Vendredi 8 octobre, ce qui était redouté et annoncé [1] est arrivé : le président Emmanuel Macron a été « bousculé », comme le commente la presse, par les questions des jeunes invité.e.s à Montpellier par l’Elysée pour débattre de la relation franco-africaine. Puis, il a fait quelques annonces présentées comme le prélude à la « refondation » de cette relation, mais qui évitent soigneusement les aspects structurants de la Françafrique : 

  • le franc CFA n’a été abordé que sous l’angle de réformes pilotées depuis Paris, Emmanuel Macron osant même dire « On doit réussir à bâtir une vraie monnaie régionale » [2] ;
  • à l’interpellation sur le militarisme français, il s’est à nouveau caché derrière la « demande » des chefs d’État africains (dont cette fameuse « jeunesse africaine » voudrait pourtant se débarrasser !), sans évoquer la coopération militaire qui bénéficie à leurs appareils répressifs ;
  • l’aide au développement est présentée sous le terme « d’investissement solidaire » et il est évoqué de rebaptiser l’agence française de développement (AFD) mais en continuant d’en faire l’opérateur pivot de l’influence économique et politique française ;
  • la question sur le scandale des politiques anti-migratoires a été balayée, au nom de la « complexité » du sujet ;
  • la demande d’un pardon pour les crimes coloniaux et néocoloniaux est écartée au nom d’une politique de « reconnaissance ». Rappelons qu’Emmanuel Macron a pris soin en mai dernier d’éluder les modalités concrètes du soutien français aux génocidaires Rwandaise et n’a jamais eu un mot concernant la guerre secrète que la France a mené au Cameroun de 1955 à 1970. Deux exemples parmis tant d’autres ;
  • la création d’un « Fonds d’innovation pour la démocratie en Afrique » est annoncée, en contradiction totale avec le soutien effectif à des dictatures comme le Tchad, le Cameroun ou le Congo-Brazzaville. Il sera doté de 10 millions d’euros par an, une bagatalle au regard du milliard de coût annuel lié aux opérations militaires extérieures françaises [3].

Pour Pauline Tétillon, co-présidente de Survie, « ce sommet atteint pleinement les objectifs que l’Elysée lui avaient fixés : la relégitimation de la politique africaine de la France. Les autorités françaises s’appuient pour cela sur quelques jeunes Africain.e.s qu’elles s’arrogent le droit de qualifier de « pépites », comme si les autres n’étaient que de vulgaires cailloux. Quant aux deux militants sans-papiers arrêtés à Montpellier et enfermés en Centre de rétention administrative alors qu’ils venaient depuis Paris faire entendre leur voix, ils ne seraient que des grains de sable pris dans cette machine à broyer ? »

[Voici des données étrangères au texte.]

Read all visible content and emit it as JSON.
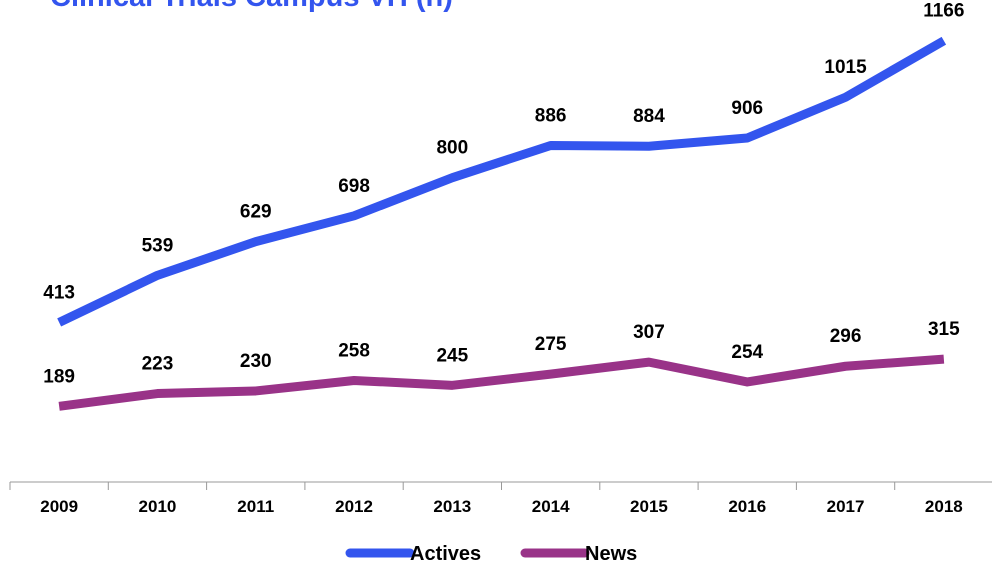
{
  "chart_data": {
    "type": "line",
    "title": "Clinical Trials Campus VH (n)",
    "categories": [
      "2009",
      "2010",
      "2011",
      "2012",
      "2013",
      "2014",
      "2015",
      "2016",
      "2017",
      "2018"
    ],
    "series": [
      {
        "name": "Actives",
        "color": "#3355ee",
        "values": [
          413,
          539,
          629,
          698,
          800,
          886,
          884,
          906,
          1015,
          1166
        ]
      },
      {
        "name": "News",
        "color": "#993388",
        "values": [
          189,
          223,
          230,
          258,
          245,
          275,
          307,
          254,
          296,
          315
        ]
      }
    ],
    "ylim": [
      0,
      1200
    ]
  }
}
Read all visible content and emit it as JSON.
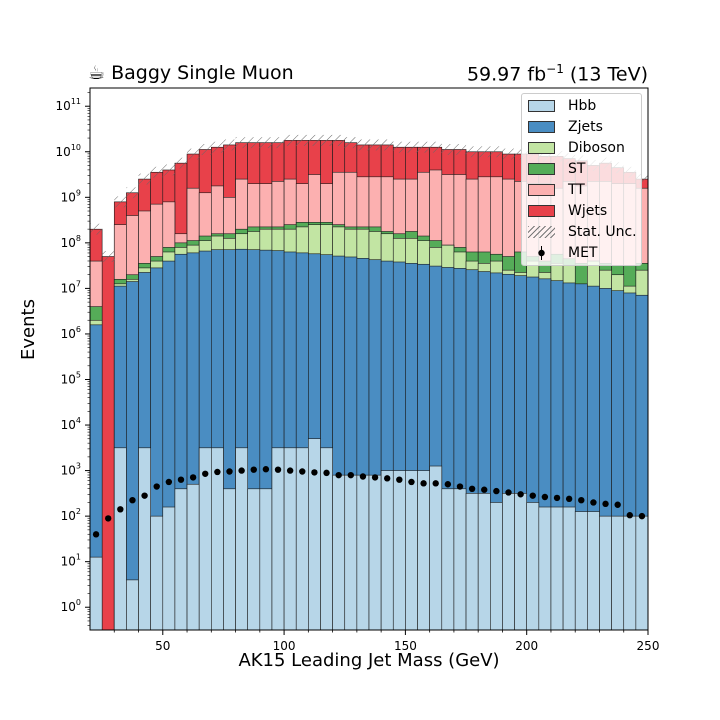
{
  "header": {
    "left_title": "Baggy Single Muon",
    "left_icon": "coffee-cup-icon",
    "lumi_value": "59.97 fb",
    "lumi_exp": "−1",
    "lumi_suffix": " (13 TeV)"
  },
  "chart_data": {
    "type": "bar",
    "subtype": "stacked-histogram",
    "xlabel": "AK15 Leading Jet Mass (GeV)",
    "ylabel": "Events",
    "xlim": [
      20,
      250
    ],
    "ylim_log10": [
      -0.5,
      11.4
    ],
    "y_scale": "log",
    "x_ticks": [
      50,
      100,
      150,
      200,
      250
    ],
    "y_tick_exponents": [
      0,
      1,
      2,
      3,
      4,
      5,
      6,
      7,
      8,
      9,
      10,
      11
    ],
    "y_tick_base": "10",
    "bin_width": 5,
    "bin_low_edges": [
      20,
      25,
      30,
      35,
      40,
      45,
      50,
      55,
      60,
      65,
      70,
      75,
      80,
      85,
      90,
      95,
      100,
      105,
      110,
      115,
      120,
      125,
      130,
      135,
      140,
      145,
      150,
      155,
      160,
      165,
      170,
      175,
      180,
      185,
      190,
      195,
      200,
      205,
      210,
      215,
      220,
      225,
      230,
      235,
      240,
      245
    ],
    "legend_position": "top-right",
    "series": [
      {
        "name": "Hbb",
        "color": "#b7d6e8",
        "log10_values": [
          1.1,
          -0.5,
          3.5,
          0.6,
          3.5,
          2.0,
          2.2,
          2.6,
          2.7,
          3.5,
          3.5,
          2.6,
          3.5,
          2.6,
          2.6,
          3.5,
          3.5,
          3.5,
          3.7,
          3.5,
          2.9,
          2.9,
          2.9,
          2.9,
          3.0,
          3.0,
          3.0,
          3.0,
          3.1,
          2.6,
          2.6,
          2.5,
          2.5,
          2.3,
          2.5,
          2.5,
          2.3,
          2.2,
          2.2,
          2.2,
          2.1,
          2.1,
          2.0,
          2.0,
          2.0,
          2.0
        ]
      },
      {
        "name": "Zjets",
        "color": "#4a8dc2",
        "log10_values": [
          6.2,
          -0.5,
          7.05,
          7.15,
          7.35,
          7.45,
          7.6,
          7.75,
          7.78,
          7.82,
          7.85,
          7.85,
          7.86,
          7.85,
          7.84,
          7.83,
          7.8,
          7.78,
          7.76,
          7.74,
          7.71,
          7.69,
          7.66,
          7.63,
          7.6,
          7.58,
          7.55,
          7.53,
          7.49,
          7.46,
          7.44,
          7.41,
          7.37,
          7.34,
          7.31,
          7.28,
          7.25,
          7.21,
          7.17,
          7.12,
          7.1,
          7.05,
          7.0,
          6.95,
          6.9,
          6.85
        ]
      },
      {
        "name": "Diboson",
        "color": "#c2e5a3",
        "log10_values": [
          6.3,
          -0.5,
          7.1,
          7.2,
          7.45,
          7.6,
          7.8,
          7.9,
          7.95,
          8.05,
          8.15,
          8.1,
          8.2,
          8.25,
          8.3,
          8.3,
          8.3,
          8.35,
          8.4,
          8.4,
          8.35,
          8.3,
          8.3,
          8.25,
          8.2,
          8.1,
          8.1,
          8.05,
          7.9,
          7.95,
          7.8,
          7.6,
          7.55,
          7.6,
          7.4,
          7.35,
          7.6,
          7.35,
          7.55,
          7.5,
          7.05,
          7.6,
          7.4,
          7.3,
          7.05,
          7.4
        ]
      },
      {
        "name": "ST",
        "color": "#55ac58",
        "log10_values": [
          6.6,
          -0.5,
          7.2,
          7.3,
          7.55,
          7.7,
          7.9,
          8.0,
          8.05,
          8.15,
          8.2,
          8.2,
          8.3,
          8.35,
          8.35,
          8.35,
          8.4,
          8.45,
          8.45,
          8.45,
          8.4,
          8.35,
          8.35,
          8.35,
          8.25,
          8.2,
          8.25,
          8.15,
          8.05,
          7.95,
          7.9,
          7.8,
          7.8,
          7.75,
          7.7,
          7.8,
          7.7,
          7.6,
          7.75,
          7.65,
          7.55,
          7.6,
          7.55,
          7.5,
          7.5,
          7.55
        ]
      },
      {
        "name": "TT",
        "color": "#fcb0b0",
        "log10_values": [
          7.6,
          -0.5,
          8.4,
          8.6,
          8.7,
          8.85,
          8.9,
          8.2,
          9.2,
          9.1,
          9.25,
          9.0,
          9.4,
          9.3,
          9.3,
          9.35,
          9.4,
          9.3,
          9.5,
          9.3,
          9.55,
          9.55,
          9.45,
          9.45,
          9.45,
          9.4,
          9.4,
          9.55,
          9.6,
          9.5,
          9.5,
          9.4,
          9.45,
          9.45,
          9.4,
          9.35,
          9.3,
          9.3,
          9.2,
          9.35,
          9.25,
          9.35,
          9.35,
          9.3,
          9.3,
          9.2
        ]
      },
      {
        "name": "Wjets",
        "color": "#e8414a",
        "log10_values": [
          8.3,
          7.7,
          8.9,
          9.1,
          9.4,
          9.55,
          9.6,
          9.75,
          9.95,
          10.05,
          10.1,
          10.15,
          10.2,
          10.2,
          10.2,
          10.2,
          10.25,
          10.25,
          10.25,
          10.25,
          10.25,
          10.2,
          10.15,
          10.15,
          10.15,
          10.1,
          10.1,
          10.1,
          10.1,
          10.05,
          10.05,
          10.0,
          10.0,
          10.0,
          9.95,
          9.95,
          9.95,
          9.9,
          9.9,
          9.85,
          9.8,
          9.7,
          9.75,
          9.65,
          9.55,
          9.4
        ]
      }
    ],
    "uncertainty": {
      "name": "Stat. Unc.",
      "style": "hatched",
      "color": "#777777"
    },
    "data_points": {
      "name": "MET",
      "color": "#000000",
      "log10_values": [
        1.6,
        1.95,
        2.15,
        2.35,
        2.45,
        2.65,
        2.75,
        2.8,
        2.85,
        2.93,
        2.97,
        2.98,
        3.0,
        3.02,
        3.03,
        3.02,
        3.0,
        2.98,
        2.96,
        2.95,
        2.9,
        2.9,
        2.87,
        2.85,
        2.83,
        2.8,
        2.75,
        2.72,
        2.72,
        2.7,
        2.65,
        2.6,
        2.58,
        2.55,
        2.52,
        2.48,
        2.45,
        2.42,
        2.4,
        2.38,
        2.35,
        2.3,
        2.27,
        2.25,
        2.02,
        2.0
      ]
    }
  }
}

La même semaine, la publication de l’ouvrage collectif L’Empire qui ne veut pas mourir. Une histoire de la Françafrique (Le Seuil) [6], auquel des membres de Survie ont largement contribué, permet de resituer cette prétendue « rupture » dans l’histoire longue des relations franco-africaines : des décennies d’adaptation au contexte, forcément changeant selon les époques, pour maintenir une relation de domination au profit d’élites françaises et africaines. Après les précédentes annonces de « rupture » (avec Nicolas Sarkozy, puis François Hollande), celle de ces jours-ci innove peut-être dans la forme, mais l’écran de fumée aura tôt fait de se dissiper.